In 2017, House Democrats released plans to lower skyrocketing prescription drug costs, protect seniors and people with pre-existing conditions from health care cuts coming from Washington, and to give Michigan-owned businesses and their workers a fair shot at contracts with state and local governments. In the coming months, my House Democratic colleagues and I will introduce legislation to support our Building Opportunity agenda, including a community college promise, tools to support small businesses, protection for Healthy Michigan and an infrastructure plan that actually fixes Michigan roads while creating thousands of good-paying jobs and driving the economy forward.
Civil asset forfeiture — the ability of law enforcement officers to confiscate property believed to have been used in crime — was originally intended to be used as a lever to control the war on drugs. While police departments across the country have used civil asset forfeiture to seize the assets used in the commission of crimes, they have also confiscated the cars, cash and other property of citizens who were found to have done nothing wrong at all. And more troubling yet: in many cases, these assets were not returned to the citizens who were found to be innocent.
Several bills in the state Legislature would change how civil asset forfeiture works in Michigan:
· House Bill 4158 would prohibit the forfeiture of property unless a person is convicted of a crime.
· HB 5702 would require the county prosecuting attorney to review and obtain a court order for forfeitures when assets totaling $50,000 or less are seized.
· HB 5703 would require Michigan law enforcement to complete training on the civil asset forfeiture process.
· HB 5704 would prohibit local units of government from adopting or enforcing civil asset forfeiture processes that are more stringent than state law.
All of these bills are awaiting a hearing in the House Judiciary Committee.
If you are interested in discussing these bills, I invite you to join me at my criminal justice town hall, which will be held at the GRPS Administration Building, located at 1331 Franklin Ave. SE from 6:30-8:00 p.m. on April 9.
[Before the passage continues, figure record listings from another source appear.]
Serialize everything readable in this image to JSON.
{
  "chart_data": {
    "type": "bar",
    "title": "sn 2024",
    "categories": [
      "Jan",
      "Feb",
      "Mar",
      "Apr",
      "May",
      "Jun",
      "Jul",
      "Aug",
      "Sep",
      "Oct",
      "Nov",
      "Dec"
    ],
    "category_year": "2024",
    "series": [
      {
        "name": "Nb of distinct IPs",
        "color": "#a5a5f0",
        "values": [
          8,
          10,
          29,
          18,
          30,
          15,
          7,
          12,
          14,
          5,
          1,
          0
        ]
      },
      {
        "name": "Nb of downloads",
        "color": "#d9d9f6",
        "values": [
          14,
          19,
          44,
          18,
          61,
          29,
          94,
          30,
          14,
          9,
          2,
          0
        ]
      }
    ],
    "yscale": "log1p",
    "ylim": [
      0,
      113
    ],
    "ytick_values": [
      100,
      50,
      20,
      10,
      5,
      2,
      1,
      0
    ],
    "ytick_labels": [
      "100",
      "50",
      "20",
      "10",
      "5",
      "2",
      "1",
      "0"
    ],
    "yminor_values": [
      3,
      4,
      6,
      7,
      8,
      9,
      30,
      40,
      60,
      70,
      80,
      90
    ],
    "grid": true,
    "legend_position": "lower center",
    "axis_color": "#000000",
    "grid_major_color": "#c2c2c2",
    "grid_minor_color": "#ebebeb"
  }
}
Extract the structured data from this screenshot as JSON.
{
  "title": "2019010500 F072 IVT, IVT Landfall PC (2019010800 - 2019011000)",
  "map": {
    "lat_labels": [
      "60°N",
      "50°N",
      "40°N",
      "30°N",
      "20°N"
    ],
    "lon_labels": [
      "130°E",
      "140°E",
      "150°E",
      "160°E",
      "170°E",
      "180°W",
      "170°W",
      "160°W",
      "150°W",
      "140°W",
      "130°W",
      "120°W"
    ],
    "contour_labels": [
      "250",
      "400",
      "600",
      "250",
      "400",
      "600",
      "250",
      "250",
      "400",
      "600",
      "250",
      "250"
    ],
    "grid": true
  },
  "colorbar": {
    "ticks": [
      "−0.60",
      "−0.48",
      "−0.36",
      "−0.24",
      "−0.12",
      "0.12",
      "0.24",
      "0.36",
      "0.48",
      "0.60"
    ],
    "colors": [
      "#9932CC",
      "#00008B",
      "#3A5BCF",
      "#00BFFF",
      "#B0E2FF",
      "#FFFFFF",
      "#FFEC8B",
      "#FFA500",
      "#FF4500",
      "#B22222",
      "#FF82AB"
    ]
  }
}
The deadline for filing state and federal income taxes is nearly here, but there’s still time to get free help for those who qualify. The Volunteer Income Tax Assistance (VITA) program offers free tax help to Kent County individuals who earn $27,000 or less, or families who earn $57,000 or less. IRS-certified volunteers provide free basic income tax return preparation with electronic filing to qualified individuals. For more information or to schedule an appointment, please call (616) 871-6147 or visit https://taxhelp.davenport.edu/.
In addition to VITA, the Tax Counseling for the Elderly (TCE) program offers free tax help for all taxpayers, particularly those who are 60 years of age and older, specializing in questions about pensions and retirement-related issues unique to seniors. The IRS-certified volunteers who provide tax counseling are often retired individuals associated with nonprofit organizations that receive grants from the IRS.
Before going to a VITA or TCE site, see IRS Publication 3676-B for services provided and check out the what to bring page to ensure you have all the required documents and information the volunteers will need to help you.